Aanwijzing opbrengstverrekening cggz-instellingen en enkele andere opbrengstverrekening aangelegenheden

Geraadpleegd op 11-11-2024. Gebruikte datum 'geldig op' 06-01-2014 en zichtdatum 21-09-2024.
Geldend van 01-01-2012 t/m 31-03-2014

Aanwijzing van de Minister van Volksgezondheid, Welzijn en Sport, nr. MC-U-3082225, inzake opbrengstverrekening cggz-instellingen en enkele andere opbrengstverrekening aangelegenheden

De Minister van Volksgezondheid, Welzijn en Sport,

Gelet op artikel 7 van de Wet marktordening gezondheidszorg;

Na op 6 juni 2011 schriftelijk mededeling te hebben gedaan aan de Eerste en Tweede Kamer der Staten-Generaal als bedoeld in artikel 8 van de Wet marktordening gezondheidszorg over de voornemens met betrekking tot de opbrengstverrekening curatieve GGZ en categorale instellingen (Kamerstukken II 2010/11, 29 248, nr. 210);

Gelet op het Algemeen overleg en een verlengd algemeen overleg op 30 juni 2011 met de Tweede Kamer der Staten Generaal en de stemming op 30 juni 2011 over de moties ingediend tijdens eerdergenoemd verlengd algemeen overleg (Kamerstukken II, 29 248);

Gelet op de korte aantekeningen van de Eerste Kamer der Staten-Generaal van 28 juni 2011, kenmerk 43120/WB/, inzake de voorhangbrief over het voornemen om de Nederlandse Zorgautoriteit een aanwijzing te geven inzake opbrengstverrekening curatieve GGZ en categorale instellingen (Kamerstukken II 2010/11, 29 248, nr. 208);

En gelet op de Aanwijzing van de minister van Volksgezondheid, Welzijn en Sport, nr.
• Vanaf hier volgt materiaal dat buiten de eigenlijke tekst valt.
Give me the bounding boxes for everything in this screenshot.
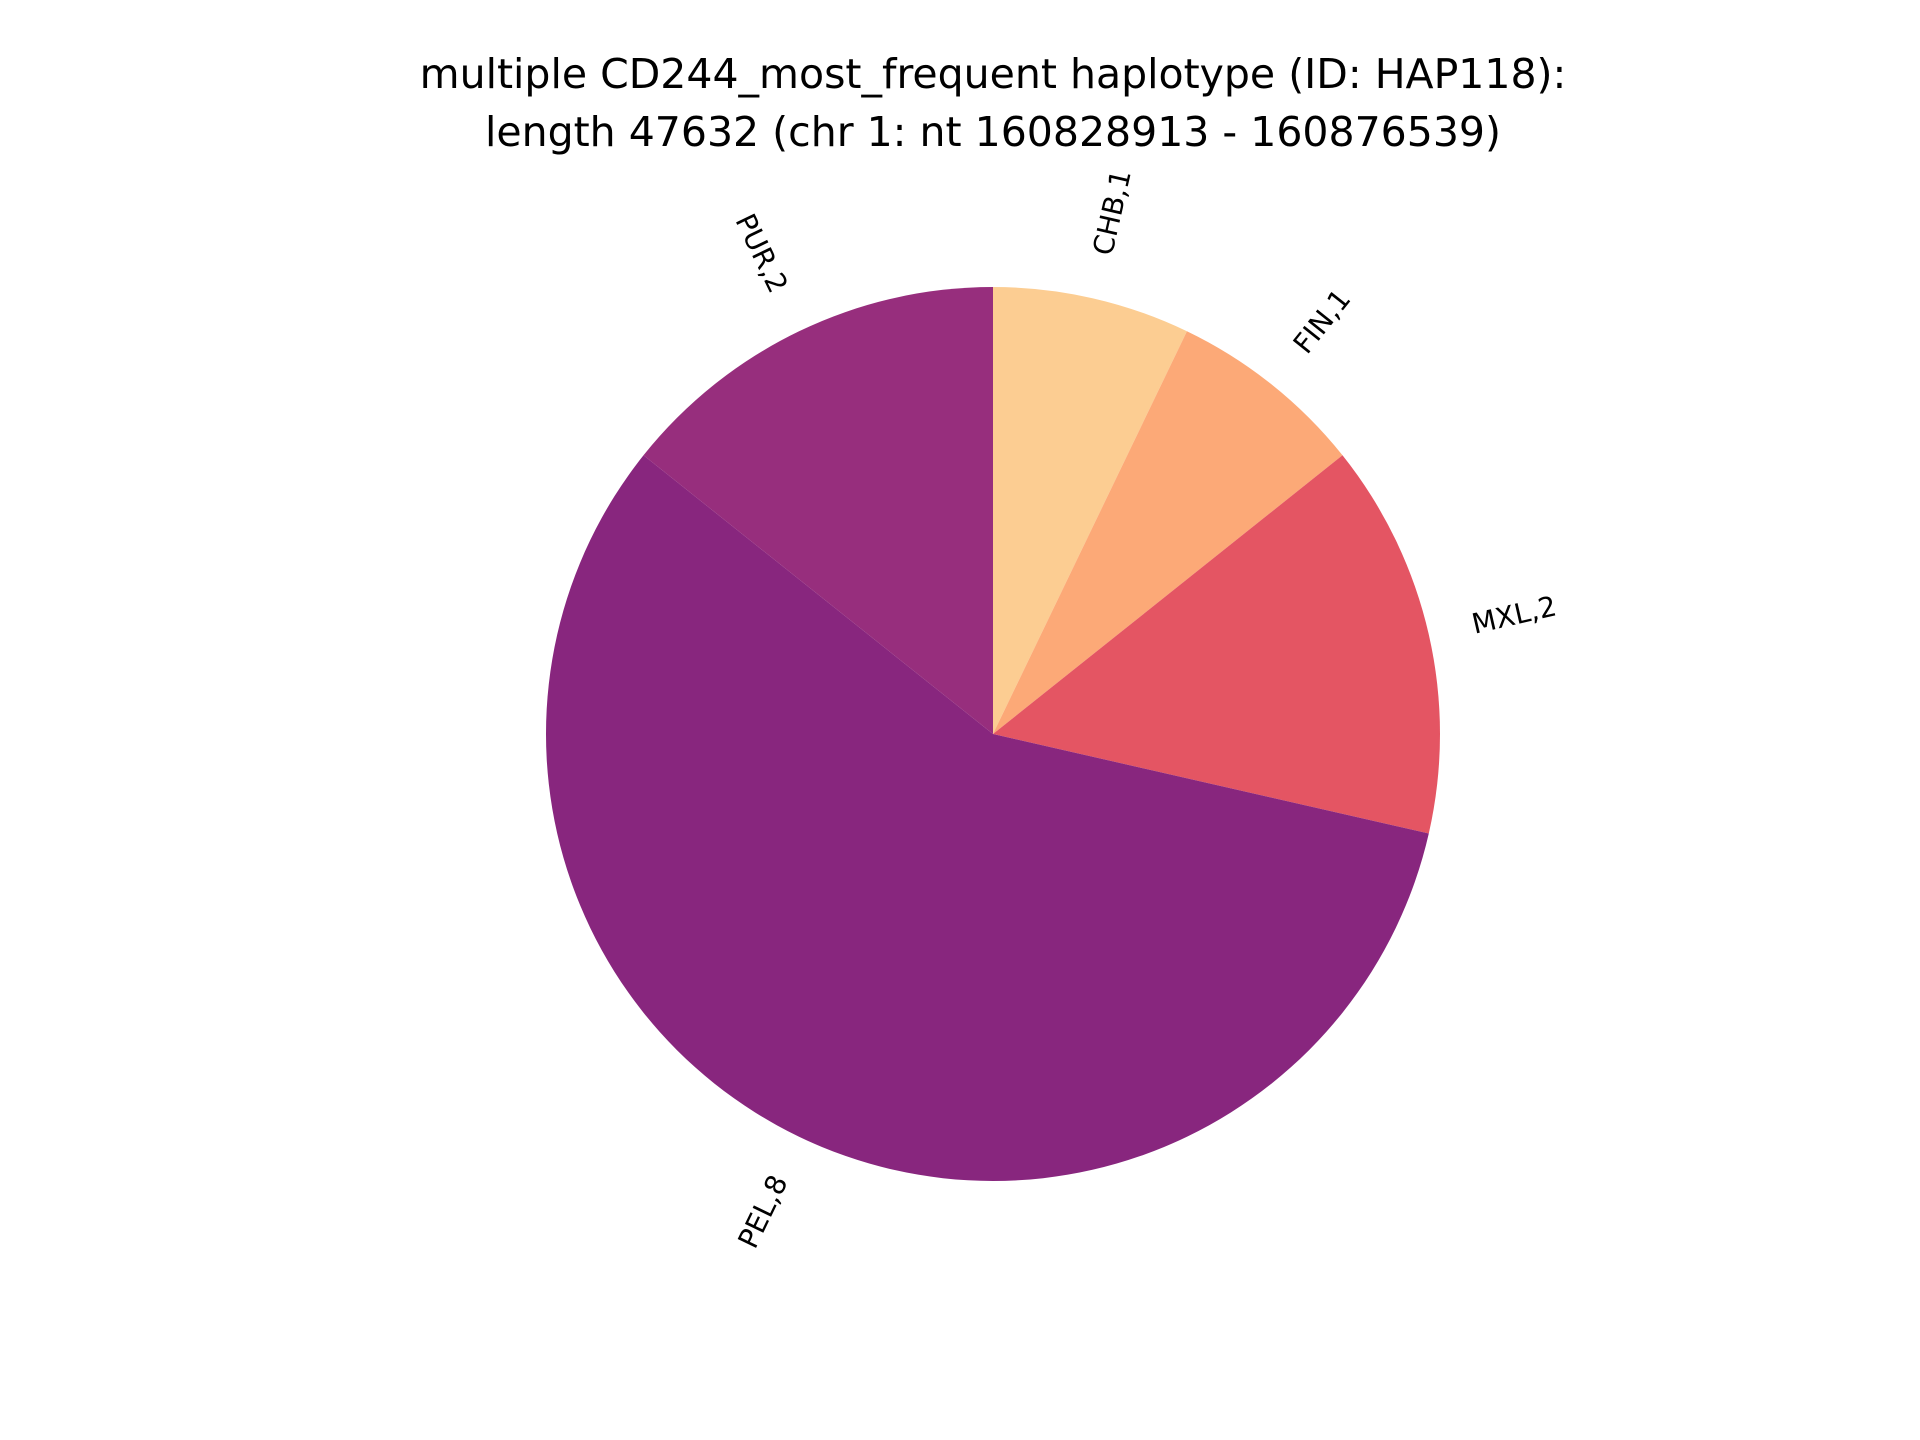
pie-slice-mxl [993, 455, 1440, 834]
pie-slice-fin [993, 331, 1343, 734]
slice-label-pel: PEL,8 [731, 1170, 794, 1254]
slice-label-pur: PUR,2 [729, 209, 795, 299]
pie-slices [545, 287, 1440, 1182]
chart-subtitle: length 47632 (chr 1: nt 160828913 - 1608… [485, 108, 1501, 156]
chart-title: multiple CD244_most_frequent haplotype (… [420, 50, 1567, 98]
slice-label-fin: FIN,1 [1287, 283, 1358, 360]
pie-slice-chb [993, 287, 1187, 734]
slice-label-mxl: MXL,2 [1469, 589, 1560, 640]
pie-slice-pel [545, 455, 1429, 1182]
pie-slice-pur [643, 287, 993, 734]
slice-label-chb: CHB,1 [1086, 167, 1137, 259]
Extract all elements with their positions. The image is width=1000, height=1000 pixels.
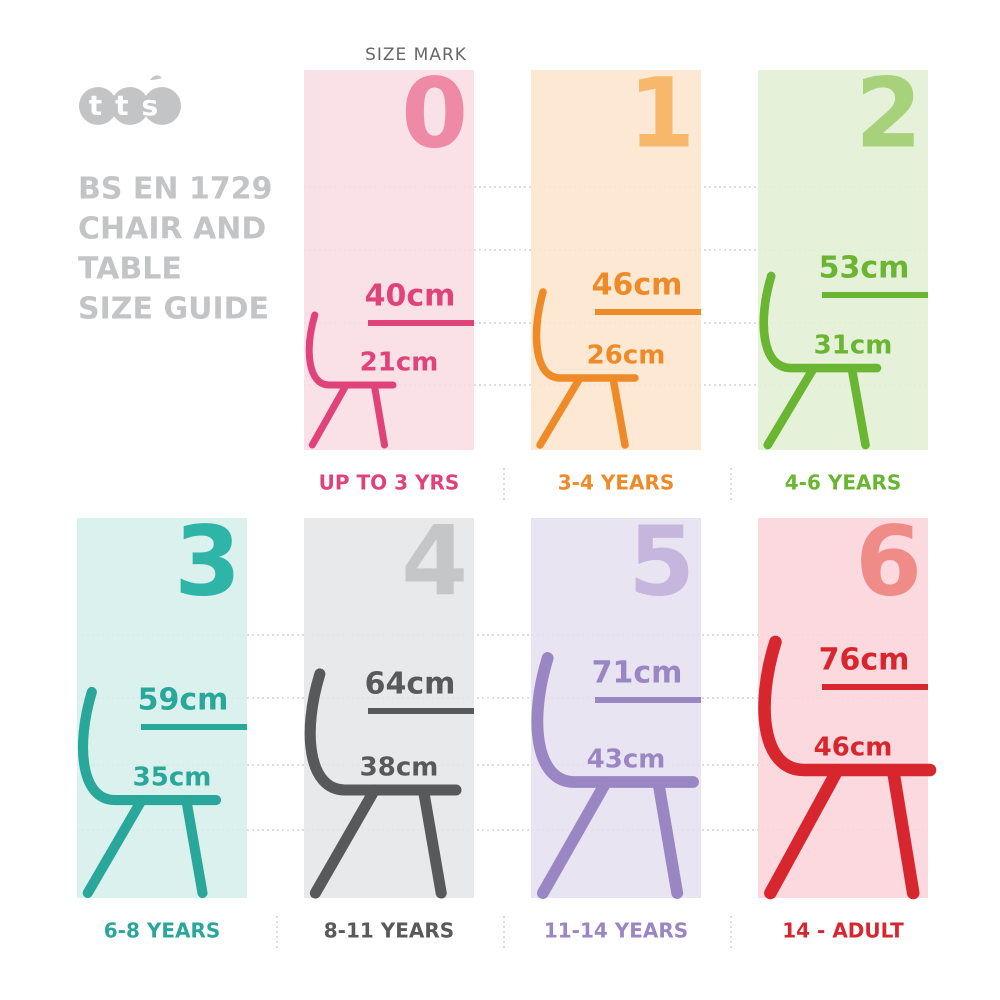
- size-mark: 3: [174, 505, 241, 617]
- table-height: 46cm: [592, 268, 683, 303]
- size-mark: 1: [628, 57, 695, 169]
- panel-bg: [77, 518, 247, 898]
- title-line: CHAIR AND: [78, 212, 266, 247]
- logo-circle: [111, 87, 149, 125]
- table-height: 53cm: [819, 251, 910, 286]
- size-panel: 4 64cm 38cm 8-11 YEARS: [304, 505, 474, 943]
- age-label: 3-4 YEARS: [558, 471, 675, 495]
- size-mark-label: SIZE MARK: [365, 45, 467, 65]
- logo-leaf: [150, 75, 162, 80]
- chair-height: 21cm: [360, 348, 439, 378]
- panels: 0 40cm 21cm UP TO 3 YRS 1 46cm 26cm 3-4 YEARS 2 5…: [77, 57, 937, 948]
- logo-circle: [79, 87, 117, 125]
- chair-height: 46cm: [814, 733, 893, 763]
- size-panel: 5 71cm 43cm 11-14 YEARS: [531, 505, 701, 943]
- size-mark: 6: [855, 505, 922, 617]
- table-height: 40cm: [365, 279, 456, 314]
- title: BS EN 1729 CHAIR AND TABLE SIZE GUIDE: [78, 172, 272, 327]
- chair: [758, 635, 937, 900]
- table-height: 71cm: [592, 656, 683, 691]
- age-label: 8-11 YEARS: [324, 919, 454, 943]
- logo: tts: [79, 75, 181, 125]
- age-label: UP TO 3 YRS: [319, 471, 460, 495]
- size-panel: 2 53cm 31cm 4-6 YEARS: [758, 57, 928, 495]
- age-label: 4-6 YEARS: [785, 471, 902, 495]
- title-line: TABLE: [78, 252, 182, 287]
- title-line: BS EN 1729: [78, 172, 272, 207]
- table-height: 76cm: [819, 643, 910, 678]
- size-mark: 2: [855, 57, 922, 169]
- size-panel: 1 46cm 26cm 3-4 YEARS: [531, 57, 701, 495]
- logo-text: tts: [89, 89, 171, 122]
- chair-height: 31cm: [814, 331, 893, 361]
- age-label: 14 - ADULT: [782, 919, 904, 943]
- chair-height: 26cm: [587, 341, 666, 371]
- size-mark: 0: [401, 57, 468, 169]
- age-label: 11-14 YEARS: [544, 919, 688, 943]
- logo-circle: [143, 87, 181, 125]
- chair: [304, 668, 462, 899]
- chair-height: 43cm: [587, 745, 666, 775]
- chair-height: 35cm: [133, 763, 212, 793]
- chair: [759, 271, 882, 450]
- chair: [305, 311, 397, 449]
- age-label: 6-8 YEARS: [104, 919, 221, 943]
- chair: [78, 686, 222, 899]
- chair: [532, 288, 639, 449]
- table-height: 64cm: [365, 667, 456, 702]
- size-panel: 6 76cm 46cm 14 - ADULT: [758, 505, 937, 943]
- size-mark: 5: [628, 505, 695, 617]
- chair-height: 38cm: [360, 753, 439, 783]
- size-panel: 3 59cm 35cm 6-8 YEARS: [77, 505, 247, 943]
- panel-bg: [758, 70, 928, 450]
- size-mark: 4: [401, 505, 468, 617]
- size-panel: 0 40cm 21cm UP TO 3 YRS: [304, 57, 474, 495]
- title-line: SIZE GUIDE: [78, 292, 269, 327]
- table-height: 59cm: [138, 683, 229, 718]
- chair: [531, 652, 699, 899]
MC-U-3072825, van 29 juli 2011 inzake transitiemodel prestatiebekostiging medisch specialistische zorg 2012 (Stcrt. 2011, 13950);

Besluit:

Hoofdstuk I. Algemene bepalingen

Artikel 1. definities

Artikel 2. opdracht

De Nederlandse Zorgautoriteit stelt ter uitvoering van deze aanwijzing beleidsregels en regels vast.

Hoofdstuk II. Opbrengstverrekening gebudgetteerde cggz-instellingen

Artikel 3. werkingssfeer

  • 1 Dit hoofdstuk is van toepassing op zorg geleverd door gebudgetteerde cggz-instellingen.

  • 2 In deze aanwijzing wordt onder gebudgetteerde cggz-instelling als bedoeld in het eerste lid mede begrepen de medisch specialisten die in of ten behoeve van die instelling werkzaam zijn.

Artikel 4. opbrengstverschil

  • 1 De zorgautoriteit stelt voor 2010 en daarna voor ieder volgend jaar, mede op basis van door de in artikel 3 bedoelde instellingen verstrekte gegevens, per instelling ambtshalve vast, het verschil tussen het budget en de daadwerkelijke opbrengst die is toe te rekenen aan de in dat jaar geleverde zorgproductie, verder te noemen het opbrengstverschil.

  • 2 De zorgautoriteit stelt ambtshalve ten behoeve van de verrekening van het opbrengstverschil per instelling per jaar een bedrag vast.

  • 3 De zorgautoriteit informeert het College zorgverzekeringen over een verrekenpercentage per instelling waarmee de som van de door de instelling in rekening gebrachte tarieven ten behoeve van de vaststelling van de vereveningsbijdrage kunnen worden gecorrigeerd.

Artikel 5. opschorting

De zorgautoriteit schort de toepassing op van de verrekening van opbrengstverschillen, zoals die verrekening in beleidsregels van de zorgautoriteit is vormgegeven op het moment van inwerkingtreding van onderhavige aanwijzing, voor zover de verrekening van het bedrag als bedoeld in het vorige artikel daadwerkelijk plaats vindt dan wel voor zover een betrokken instelling en de bij die instelling betrokken verzekeraars gezamenlijk van die daadwerkelijke verrekening afzien.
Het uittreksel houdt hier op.